The government’s chief economic expert witness, MIT’s Professor
Franklin Fisher, accused Microsoft of predatory pricing, a practice
where low prices are charged in order to drive one’s competitors out of
business and then later raised to high prices. Fisher’s testimony is a
disgrace to the economics profession. If one surveys modern economic
literature, or polls academic economists, he’d find very little
evidence, if any, for the use of predatory pricing as a means to
monopoly wealth. There are far more effective means to monopoly wealth
that don’t entail the costs and risks of a predatory pricing strategy.

Let’s look at competition in general. The point of competition is to
attract, to the detriment of your competitors, customers. There should
be laws preventing people from bombing their competitors’ production
facilities or spreading lies about the attributes and quality of their
competitors’ product as a means to attract customers. Also, companies
shouldn’t be able to go to lawmakers to get laws passed to the detriment
of their competitors. However, legislators encourage that practice in
return for campaign contributions. There’s no evidence that Microsoft
has committed any of these despicable acts to capture their competitors’
customers.

Microsoft’s competitors in the high-tech industry are the people
who’ve gone whining to Washington — it wasn’t customers. After all,
Microsoft is as profitable as it is because customers like you and me
voluntarily chose its product. Computer manufacturers voluntarily
installed its operating system, bundled as it is, rather than use some
other operating system they were free to use if they desired. Microsoft,
unlike Congress, has no power to coerce.

Many people think monopoly is evil by definition. Monopoly practices
are not inherently evil. For example, I hold a monopoly on the
affections of Mrs. Williams. She holds a monopoly on mine. Read the Ten
Commandments. The first says, “Thou shalt have no other Gods before me.”
The second says, “Thou shalt not make any graven image. …” A third
says, “… for I the Lord thy God am a jealous God.” That sounds like a
monopoly to me. If you assume monopoly is evil, then marriage and
Christianity are evil.

There are monopolistic practices that are evil that we need to
address. There’s the U.S. Postal Service monopoly that threatens
violence against anyone who competes against it in the delivery of
first-class mail. There’s the government education monopoly, a.k.a.
public education, that’s destroying our children whilst charging us
higher and higher prices for doing so. Then there’s the American sugar
industry monopoly that gets Congress to enact tariffs and quotas on
foreign sugar so they can charge us higher sugar prices.

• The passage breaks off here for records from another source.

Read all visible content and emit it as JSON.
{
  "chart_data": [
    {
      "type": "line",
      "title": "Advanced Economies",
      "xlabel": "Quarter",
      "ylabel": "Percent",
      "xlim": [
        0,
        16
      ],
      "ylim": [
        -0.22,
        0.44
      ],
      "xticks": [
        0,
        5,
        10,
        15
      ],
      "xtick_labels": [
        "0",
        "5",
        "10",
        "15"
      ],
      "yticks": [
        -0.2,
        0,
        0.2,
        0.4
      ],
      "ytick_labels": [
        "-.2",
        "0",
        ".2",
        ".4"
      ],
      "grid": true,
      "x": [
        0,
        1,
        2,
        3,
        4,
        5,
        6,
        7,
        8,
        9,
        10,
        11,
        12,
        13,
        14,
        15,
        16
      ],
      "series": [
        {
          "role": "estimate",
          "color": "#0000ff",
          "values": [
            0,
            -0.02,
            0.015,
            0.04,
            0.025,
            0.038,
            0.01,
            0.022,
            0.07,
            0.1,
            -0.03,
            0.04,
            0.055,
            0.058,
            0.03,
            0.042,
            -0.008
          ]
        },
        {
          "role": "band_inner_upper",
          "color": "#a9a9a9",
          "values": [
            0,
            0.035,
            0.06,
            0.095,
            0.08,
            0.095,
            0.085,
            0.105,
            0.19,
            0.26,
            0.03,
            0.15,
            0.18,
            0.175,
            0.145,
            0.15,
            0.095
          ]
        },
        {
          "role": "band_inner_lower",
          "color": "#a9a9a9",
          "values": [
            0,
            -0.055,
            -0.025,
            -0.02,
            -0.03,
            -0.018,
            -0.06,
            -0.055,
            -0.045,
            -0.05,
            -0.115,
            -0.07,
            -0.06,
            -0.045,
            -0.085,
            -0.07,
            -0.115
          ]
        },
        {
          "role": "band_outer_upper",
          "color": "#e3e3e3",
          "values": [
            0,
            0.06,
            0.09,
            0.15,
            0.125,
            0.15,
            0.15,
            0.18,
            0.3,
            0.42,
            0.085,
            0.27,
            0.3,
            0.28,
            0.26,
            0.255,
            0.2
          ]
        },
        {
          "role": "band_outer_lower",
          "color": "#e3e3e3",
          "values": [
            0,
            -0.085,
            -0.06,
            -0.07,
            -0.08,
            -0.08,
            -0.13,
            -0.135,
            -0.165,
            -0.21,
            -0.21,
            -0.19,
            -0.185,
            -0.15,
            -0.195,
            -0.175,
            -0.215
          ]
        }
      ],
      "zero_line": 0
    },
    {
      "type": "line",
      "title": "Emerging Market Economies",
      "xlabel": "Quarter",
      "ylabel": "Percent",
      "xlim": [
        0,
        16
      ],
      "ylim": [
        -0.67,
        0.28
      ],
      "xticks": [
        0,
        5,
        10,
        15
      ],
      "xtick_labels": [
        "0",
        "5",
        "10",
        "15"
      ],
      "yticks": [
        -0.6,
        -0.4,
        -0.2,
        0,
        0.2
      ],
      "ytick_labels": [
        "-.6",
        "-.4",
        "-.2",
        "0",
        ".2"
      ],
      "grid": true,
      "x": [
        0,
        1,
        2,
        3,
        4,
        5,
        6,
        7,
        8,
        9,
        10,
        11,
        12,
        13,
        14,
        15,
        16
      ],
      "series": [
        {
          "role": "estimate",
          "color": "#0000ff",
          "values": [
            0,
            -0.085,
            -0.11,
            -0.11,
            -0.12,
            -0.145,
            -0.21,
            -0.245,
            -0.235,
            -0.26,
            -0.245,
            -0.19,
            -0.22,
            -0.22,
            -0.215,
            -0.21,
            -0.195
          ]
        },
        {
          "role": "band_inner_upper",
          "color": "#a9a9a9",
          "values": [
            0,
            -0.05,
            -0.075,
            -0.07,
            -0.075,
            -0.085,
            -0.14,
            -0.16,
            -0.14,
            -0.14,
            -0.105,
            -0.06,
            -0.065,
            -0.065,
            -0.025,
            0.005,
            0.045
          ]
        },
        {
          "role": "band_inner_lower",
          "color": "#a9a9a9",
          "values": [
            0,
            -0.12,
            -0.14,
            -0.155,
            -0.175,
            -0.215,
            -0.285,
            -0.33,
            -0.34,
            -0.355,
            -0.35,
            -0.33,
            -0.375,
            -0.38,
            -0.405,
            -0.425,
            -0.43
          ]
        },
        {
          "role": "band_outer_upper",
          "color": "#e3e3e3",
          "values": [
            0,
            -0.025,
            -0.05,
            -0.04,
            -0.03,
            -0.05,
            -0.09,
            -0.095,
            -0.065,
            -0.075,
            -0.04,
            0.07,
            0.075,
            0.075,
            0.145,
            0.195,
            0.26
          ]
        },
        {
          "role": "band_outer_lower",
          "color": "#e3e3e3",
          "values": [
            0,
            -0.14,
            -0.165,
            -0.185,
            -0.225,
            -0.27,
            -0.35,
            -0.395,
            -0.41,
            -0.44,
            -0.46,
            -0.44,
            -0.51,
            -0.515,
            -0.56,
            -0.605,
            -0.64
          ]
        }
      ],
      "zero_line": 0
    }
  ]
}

The list of these government-backed and sponsored
harmful-to-the-customer monopolies is virtually without end. Unlike
Microsoft, who has been providing customers with higher and higher
quality products at lower and lower prices, the government-backed and
sponsored monopolies have been giving us at least higher prices if not
lower quality at the same time.

I say leave Microsoft alone and go after these evil monopolies.